The ripeness inquiry requires the examination of both (1) the fitness of the issues for judicial decision, and (2) the hardship to the parties of withholding court consideration. Nebraska Public Power District v. MidAmerican Energy Co., 234 F.3d 1032, 1037, 1039 (8th Cir. 2000). A claim is not ripe for adjudication if "it rests upon contingent future events that may not occur as anticipated, or indeed may not occur at all." Texas v. United States, 523 U.S. 296, 300 (1998). The Eighth Circuit has repeatedly stated that a case is not ripe if there is no showing that the injury is "direct, immediate, or certain to occur."Public Water Supply District No. 10 of Cass County, Mo. v. City of Peculiar, Mo., 345 F.3d 570, 573 (8th Cir. 2003).
This case is not ripe for removal. MSD's claim is not fit for judicial determination, and MSD cannot demonstrate hardship in the absence of this Court's consideration. MSD presents only the potential for federal question jurisdiction. MSD's claim is contingent upon the occurrence of a future event; namely, the issuance by the state court of a qualified domestic relations order regarding the pension plans. This event may or may not occur. MSD cannot demonstrate that it is facing a direct, immediate injury, or an injury that is certain to occur. This Court cannot exercise jurisdiction merely to decide what the law would be in the event the state court issues an order concerning the pension plans. See Preiser, 422 U.S. at 401, see also U.S. Const. art. III.
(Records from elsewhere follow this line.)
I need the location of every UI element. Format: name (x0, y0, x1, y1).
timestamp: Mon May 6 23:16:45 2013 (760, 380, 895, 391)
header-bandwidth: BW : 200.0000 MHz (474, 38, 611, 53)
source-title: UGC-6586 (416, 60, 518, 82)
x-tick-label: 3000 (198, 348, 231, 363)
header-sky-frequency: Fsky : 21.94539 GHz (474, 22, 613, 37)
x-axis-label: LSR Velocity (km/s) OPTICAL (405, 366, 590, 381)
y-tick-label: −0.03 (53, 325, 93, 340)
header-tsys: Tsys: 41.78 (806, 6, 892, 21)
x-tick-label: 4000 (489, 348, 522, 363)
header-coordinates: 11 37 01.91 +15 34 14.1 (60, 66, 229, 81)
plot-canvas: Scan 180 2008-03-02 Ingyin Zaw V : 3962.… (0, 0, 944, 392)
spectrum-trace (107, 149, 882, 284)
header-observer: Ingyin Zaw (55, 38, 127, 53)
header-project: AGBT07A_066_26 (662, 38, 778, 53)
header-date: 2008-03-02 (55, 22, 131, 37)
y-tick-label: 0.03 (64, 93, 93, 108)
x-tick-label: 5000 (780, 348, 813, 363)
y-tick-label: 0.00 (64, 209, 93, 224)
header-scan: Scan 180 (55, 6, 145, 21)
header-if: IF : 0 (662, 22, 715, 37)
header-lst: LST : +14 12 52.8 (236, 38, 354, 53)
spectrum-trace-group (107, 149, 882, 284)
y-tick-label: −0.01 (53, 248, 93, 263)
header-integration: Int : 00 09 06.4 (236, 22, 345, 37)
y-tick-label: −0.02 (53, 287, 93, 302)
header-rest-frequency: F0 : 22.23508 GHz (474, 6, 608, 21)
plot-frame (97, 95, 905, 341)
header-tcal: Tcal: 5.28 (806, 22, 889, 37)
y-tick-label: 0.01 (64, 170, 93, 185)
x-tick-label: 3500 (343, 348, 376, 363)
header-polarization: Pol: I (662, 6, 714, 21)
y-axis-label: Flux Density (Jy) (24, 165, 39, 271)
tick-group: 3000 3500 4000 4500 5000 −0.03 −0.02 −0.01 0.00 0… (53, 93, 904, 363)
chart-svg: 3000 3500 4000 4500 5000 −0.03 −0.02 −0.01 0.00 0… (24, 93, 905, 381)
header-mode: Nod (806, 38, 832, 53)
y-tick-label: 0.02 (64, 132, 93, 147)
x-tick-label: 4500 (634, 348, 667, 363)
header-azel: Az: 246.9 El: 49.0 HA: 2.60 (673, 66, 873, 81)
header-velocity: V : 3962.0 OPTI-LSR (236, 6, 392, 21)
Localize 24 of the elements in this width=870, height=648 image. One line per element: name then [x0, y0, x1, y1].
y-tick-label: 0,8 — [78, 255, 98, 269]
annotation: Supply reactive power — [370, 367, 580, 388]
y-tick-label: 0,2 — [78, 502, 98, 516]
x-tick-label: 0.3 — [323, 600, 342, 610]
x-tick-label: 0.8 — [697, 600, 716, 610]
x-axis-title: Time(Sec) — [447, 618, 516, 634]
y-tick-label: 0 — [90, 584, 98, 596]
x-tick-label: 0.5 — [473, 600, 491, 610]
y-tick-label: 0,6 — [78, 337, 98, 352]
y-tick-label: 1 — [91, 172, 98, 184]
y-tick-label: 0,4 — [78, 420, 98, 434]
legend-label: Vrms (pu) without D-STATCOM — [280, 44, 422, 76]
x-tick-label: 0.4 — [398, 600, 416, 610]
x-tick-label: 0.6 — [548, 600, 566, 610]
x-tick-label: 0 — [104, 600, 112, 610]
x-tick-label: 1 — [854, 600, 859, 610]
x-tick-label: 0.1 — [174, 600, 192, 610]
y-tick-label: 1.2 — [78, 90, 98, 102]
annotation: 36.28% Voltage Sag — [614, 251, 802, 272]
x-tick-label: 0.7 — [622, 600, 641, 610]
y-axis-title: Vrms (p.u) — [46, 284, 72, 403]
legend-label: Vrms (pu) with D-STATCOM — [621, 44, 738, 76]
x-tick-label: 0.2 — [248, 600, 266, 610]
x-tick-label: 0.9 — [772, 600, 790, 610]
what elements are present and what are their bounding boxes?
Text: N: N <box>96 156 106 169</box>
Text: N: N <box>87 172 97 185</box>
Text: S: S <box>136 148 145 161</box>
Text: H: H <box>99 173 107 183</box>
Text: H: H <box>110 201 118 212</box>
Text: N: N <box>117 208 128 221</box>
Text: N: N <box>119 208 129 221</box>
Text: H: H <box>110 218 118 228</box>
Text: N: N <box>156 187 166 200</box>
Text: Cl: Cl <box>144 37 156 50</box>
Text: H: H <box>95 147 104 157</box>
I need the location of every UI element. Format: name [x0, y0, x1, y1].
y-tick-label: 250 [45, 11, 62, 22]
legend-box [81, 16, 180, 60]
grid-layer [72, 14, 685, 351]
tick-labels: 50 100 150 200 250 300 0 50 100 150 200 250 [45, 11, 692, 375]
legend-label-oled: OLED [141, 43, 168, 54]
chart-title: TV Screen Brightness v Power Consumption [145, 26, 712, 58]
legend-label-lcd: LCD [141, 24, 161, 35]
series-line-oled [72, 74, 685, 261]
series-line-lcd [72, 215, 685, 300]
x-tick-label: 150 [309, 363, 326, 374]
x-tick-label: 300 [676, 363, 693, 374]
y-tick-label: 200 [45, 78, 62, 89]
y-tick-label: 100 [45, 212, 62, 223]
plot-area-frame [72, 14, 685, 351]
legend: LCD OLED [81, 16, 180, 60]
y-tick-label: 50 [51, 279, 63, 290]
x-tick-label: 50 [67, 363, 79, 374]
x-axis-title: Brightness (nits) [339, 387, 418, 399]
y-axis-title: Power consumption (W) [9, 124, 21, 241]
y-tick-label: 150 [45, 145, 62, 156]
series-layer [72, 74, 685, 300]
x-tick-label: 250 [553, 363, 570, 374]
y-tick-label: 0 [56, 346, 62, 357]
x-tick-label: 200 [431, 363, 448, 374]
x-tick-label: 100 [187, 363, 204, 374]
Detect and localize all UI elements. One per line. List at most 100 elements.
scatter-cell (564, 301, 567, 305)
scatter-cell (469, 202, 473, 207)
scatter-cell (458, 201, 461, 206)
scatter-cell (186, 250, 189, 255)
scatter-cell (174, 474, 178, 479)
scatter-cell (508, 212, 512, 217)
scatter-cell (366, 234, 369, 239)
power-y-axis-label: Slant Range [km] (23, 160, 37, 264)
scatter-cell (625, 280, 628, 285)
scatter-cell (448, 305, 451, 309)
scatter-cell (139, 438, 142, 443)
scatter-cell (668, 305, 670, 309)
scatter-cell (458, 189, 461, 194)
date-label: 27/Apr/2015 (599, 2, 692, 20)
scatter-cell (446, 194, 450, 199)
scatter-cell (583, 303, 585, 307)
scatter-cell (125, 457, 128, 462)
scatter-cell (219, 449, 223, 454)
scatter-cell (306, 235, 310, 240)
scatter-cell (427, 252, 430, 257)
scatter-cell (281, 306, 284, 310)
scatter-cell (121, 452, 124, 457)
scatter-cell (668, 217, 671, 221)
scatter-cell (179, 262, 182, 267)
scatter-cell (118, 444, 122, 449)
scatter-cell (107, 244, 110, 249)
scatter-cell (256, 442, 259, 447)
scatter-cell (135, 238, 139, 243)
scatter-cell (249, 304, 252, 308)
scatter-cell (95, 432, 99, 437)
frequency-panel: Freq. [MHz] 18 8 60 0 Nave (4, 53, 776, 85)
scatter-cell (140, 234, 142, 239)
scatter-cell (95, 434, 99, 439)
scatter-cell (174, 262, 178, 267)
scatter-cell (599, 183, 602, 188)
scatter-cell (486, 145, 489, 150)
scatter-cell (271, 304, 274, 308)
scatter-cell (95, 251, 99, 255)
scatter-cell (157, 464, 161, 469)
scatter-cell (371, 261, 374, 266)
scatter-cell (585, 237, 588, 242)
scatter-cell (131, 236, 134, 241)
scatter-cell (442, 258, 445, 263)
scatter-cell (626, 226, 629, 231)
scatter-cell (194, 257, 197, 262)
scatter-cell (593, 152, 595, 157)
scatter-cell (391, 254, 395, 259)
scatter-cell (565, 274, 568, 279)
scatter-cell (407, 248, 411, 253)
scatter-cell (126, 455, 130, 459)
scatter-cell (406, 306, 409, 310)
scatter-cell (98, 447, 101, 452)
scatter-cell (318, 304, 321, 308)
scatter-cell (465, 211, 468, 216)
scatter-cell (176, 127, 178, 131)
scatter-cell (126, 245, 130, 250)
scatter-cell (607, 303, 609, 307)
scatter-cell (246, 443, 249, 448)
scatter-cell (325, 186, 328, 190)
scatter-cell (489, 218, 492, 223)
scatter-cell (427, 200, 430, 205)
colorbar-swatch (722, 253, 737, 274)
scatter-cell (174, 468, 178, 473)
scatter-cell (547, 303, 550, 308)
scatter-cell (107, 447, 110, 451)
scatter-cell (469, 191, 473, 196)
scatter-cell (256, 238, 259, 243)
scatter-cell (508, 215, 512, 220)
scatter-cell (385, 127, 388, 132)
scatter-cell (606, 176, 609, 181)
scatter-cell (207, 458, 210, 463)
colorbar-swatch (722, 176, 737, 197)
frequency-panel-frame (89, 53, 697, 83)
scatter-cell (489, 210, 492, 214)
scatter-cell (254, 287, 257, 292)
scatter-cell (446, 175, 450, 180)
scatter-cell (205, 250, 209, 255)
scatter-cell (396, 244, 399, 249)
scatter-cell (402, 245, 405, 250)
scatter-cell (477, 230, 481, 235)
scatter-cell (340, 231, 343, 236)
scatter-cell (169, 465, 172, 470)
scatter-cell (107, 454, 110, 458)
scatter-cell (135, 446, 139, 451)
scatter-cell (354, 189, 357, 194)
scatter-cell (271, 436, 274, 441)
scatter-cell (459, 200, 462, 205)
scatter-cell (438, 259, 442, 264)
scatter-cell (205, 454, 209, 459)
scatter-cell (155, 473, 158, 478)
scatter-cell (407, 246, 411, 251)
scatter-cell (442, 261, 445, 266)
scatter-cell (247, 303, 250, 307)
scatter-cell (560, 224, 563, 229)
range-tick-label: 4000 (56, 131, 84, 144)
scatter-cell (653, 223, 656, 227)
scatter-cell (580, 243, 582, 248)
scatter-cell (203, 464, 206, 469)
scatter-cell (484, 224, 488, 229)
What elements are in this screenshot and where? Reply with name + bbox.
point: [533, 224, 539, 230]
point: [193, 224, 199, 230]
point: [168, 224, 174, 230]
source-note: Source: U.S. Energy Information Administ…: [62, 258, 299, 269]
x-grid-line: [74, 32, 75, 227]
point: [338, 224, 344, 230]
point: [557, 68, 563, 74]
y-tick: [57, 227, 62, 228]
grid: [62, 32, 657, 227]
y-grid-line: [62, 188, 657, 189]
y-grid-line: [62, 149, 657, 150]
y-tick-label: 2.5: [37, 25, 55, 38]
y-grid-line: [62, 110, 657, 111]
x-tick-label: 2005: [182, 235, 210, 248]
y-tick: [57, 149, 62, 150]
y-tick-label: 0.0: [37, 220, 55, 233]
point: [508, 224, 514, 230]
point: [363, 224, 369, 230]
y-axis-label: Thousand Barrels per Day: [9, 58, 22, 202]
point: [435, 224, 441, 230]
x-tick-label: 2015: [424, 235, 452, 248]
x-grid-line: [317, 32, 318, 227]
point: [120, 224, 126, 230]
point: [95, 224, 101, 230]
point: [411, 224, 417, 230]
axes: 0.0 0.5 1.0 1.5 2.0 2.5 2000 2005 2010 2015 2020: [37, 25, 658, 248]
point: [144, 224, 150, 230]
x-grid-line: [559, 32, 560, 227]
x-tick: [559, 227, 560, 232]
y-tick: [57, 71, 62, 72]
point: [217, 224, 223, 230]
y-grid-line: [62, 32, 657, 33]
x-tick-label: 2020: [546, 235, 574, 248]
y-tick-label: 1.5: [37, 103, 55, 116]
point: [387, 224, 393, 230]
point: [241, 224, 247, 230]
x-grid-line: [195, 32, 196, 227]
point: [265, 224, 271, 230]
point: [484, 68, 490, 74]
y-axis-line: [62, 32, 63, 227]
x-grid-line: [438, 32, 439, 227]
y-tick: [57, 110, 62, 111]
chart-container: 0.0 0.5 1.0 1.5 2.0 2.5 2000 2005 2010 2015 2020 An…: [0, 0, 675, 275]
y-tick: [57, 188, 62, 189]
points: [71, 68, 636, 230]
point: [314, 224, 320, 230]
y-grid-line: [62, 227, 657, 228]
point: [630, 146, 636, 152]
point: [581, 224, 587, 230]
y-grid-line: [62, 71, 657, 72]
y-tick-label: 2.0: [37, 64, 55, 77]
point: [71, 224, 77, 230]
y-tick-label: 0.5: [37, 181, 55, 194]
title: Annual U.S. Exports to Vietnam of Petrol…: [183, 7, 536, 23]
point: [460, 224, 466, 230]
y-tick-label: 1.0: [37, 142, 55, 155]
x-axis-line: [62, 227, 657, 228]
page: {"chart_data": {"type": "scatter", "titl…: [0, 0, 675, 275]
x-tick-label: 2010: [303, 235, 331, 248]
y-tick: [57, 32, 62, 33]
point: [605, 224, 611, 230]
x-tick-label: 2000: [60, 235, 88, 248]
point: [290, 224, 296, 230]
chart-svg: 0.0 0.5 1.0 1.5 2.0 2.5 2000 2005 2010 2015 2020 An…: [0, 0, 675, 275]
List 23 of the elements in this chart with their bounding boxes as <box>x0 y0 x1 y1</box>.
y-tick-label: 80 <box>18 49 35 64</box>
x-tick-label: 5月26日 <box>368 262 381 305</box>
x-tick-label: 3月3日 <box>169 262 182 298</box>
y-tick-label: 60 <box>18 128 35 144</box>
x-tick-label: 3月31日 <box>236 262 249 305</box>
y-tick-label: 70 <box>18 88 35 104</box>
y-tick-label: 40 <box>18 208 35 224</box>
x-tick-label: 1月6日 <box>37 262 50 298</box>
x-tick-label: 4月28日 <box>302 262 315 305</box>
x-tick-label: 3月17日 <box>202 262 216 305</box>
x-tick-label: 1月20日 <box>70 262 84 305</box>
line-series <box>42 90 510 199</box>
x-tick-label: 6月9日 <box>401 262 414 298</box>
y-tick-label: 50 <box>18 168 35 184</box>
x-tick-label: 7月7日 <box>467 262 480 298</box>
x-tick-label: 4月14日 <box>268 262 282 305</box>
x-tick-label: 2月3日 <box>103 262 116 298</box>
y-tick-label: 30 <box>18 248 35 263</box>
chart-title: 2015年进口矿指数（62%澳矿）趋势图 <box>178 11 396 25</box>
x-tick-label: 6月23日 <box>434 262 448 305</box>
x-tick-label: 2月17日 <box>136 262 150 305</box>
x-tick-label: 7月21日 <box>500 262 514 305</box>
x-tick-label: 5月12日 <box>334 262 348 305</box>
Construing the removal statutes strictly and resolving all doubts in favor of remand, the undersigned finds that MSD has not carried its burden of showing that this matter is ripe for removal. This matter is therefore subject to remand to state court pursuant to 28 U.S.C. § 1447(c).
Therefore, for all of the reasons stated,
IT IS HEREBY ORDERED that the motions of respondent Bert L. Wilson (Docket No. 3) and petitioner Pamela J. Wilson (Docket No. 4) to remand this matter to state court are GRANTED. IT IS FURTHER ORDERED that this matter is REMANDED to the Circuit Court of St. Louis County, Missouri.